Salvation is a theme that is spectacularly interwoven through DONDA, appealing to a higher power to transcend and find a higher purpose having weathered the storms of pain and self-destruction. If Kanye West’s metaphor in Chicago was to show that anyone, including Manson and DaBaby, is welcome into the kingdom of God irrespective of their earthly transgressions, he has shot and missed wildly with the optics. He might well believe that the passage to the pearly gates is open wide, but forgiveness and redemption are personal journeys, not a right. For any of our crimes, we cannot expect forgiveness from others, but all we can do is to do everything we can to make amends and, ultimately, forgive ourselves and grow.
He might even have been taking a stance against a society that increasingly seems to be rejecting redemption in favour of punitive cancelling, but simply having the pair on the album doesn’t achieve this; it simply reinforces the notion that the consequences of your actions, despite no apology or attempt to rehabilitate, don’t preclude you from commercial success. If anything, the pair are doubling down with their contributions on the album, refusing to accept that they were ever ignorant or misguided in the first place. The poignant message that Kanye West aimed to carefully construct has, instead, been muddied by the inclusion of two men who have no interest in salvation, but in re-integration without acknowledgment of the impact of their actions.
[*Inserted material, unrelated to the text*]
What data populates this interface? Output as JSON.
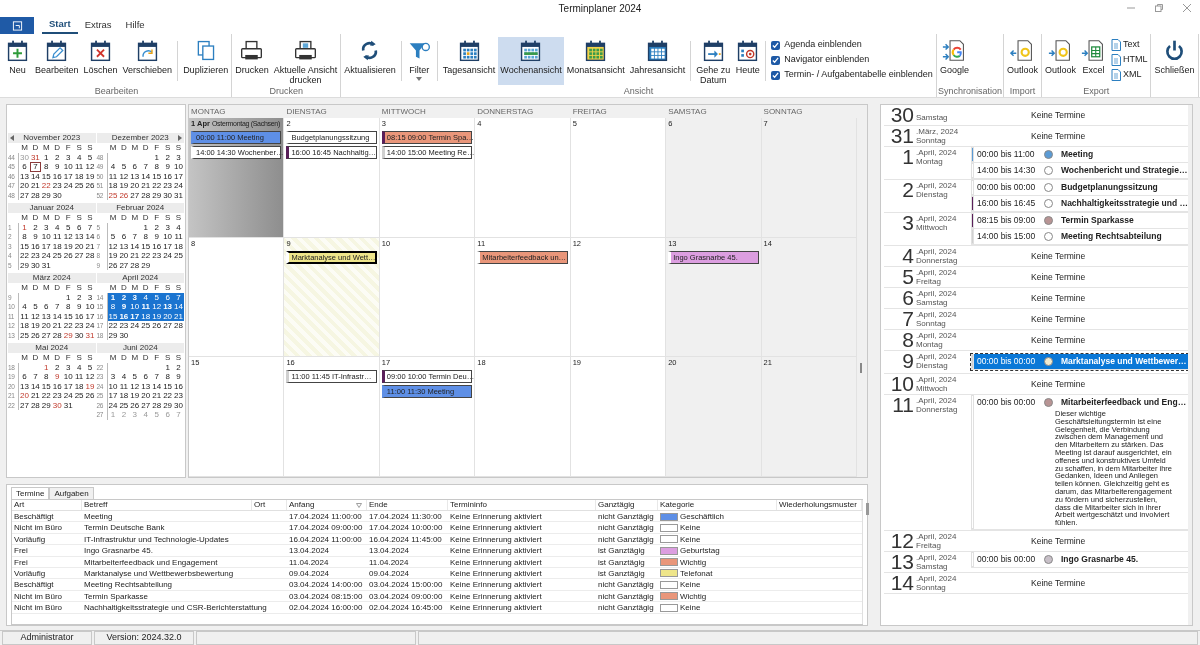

True salvation is the deliverance or redemption from sin. Some argue that it’s from the grace of God, others believe it arises from committing or converting to a life of good to others. The spiritual journey that Kanye West set out on has led to confusing dead ends and places of mental distress. Regardless, DONDA as a piece of art serves as a reminder that we’re all diametrically opposed, forever teetering on the edge between saint and sinner, continuing to grow and evolve through strife.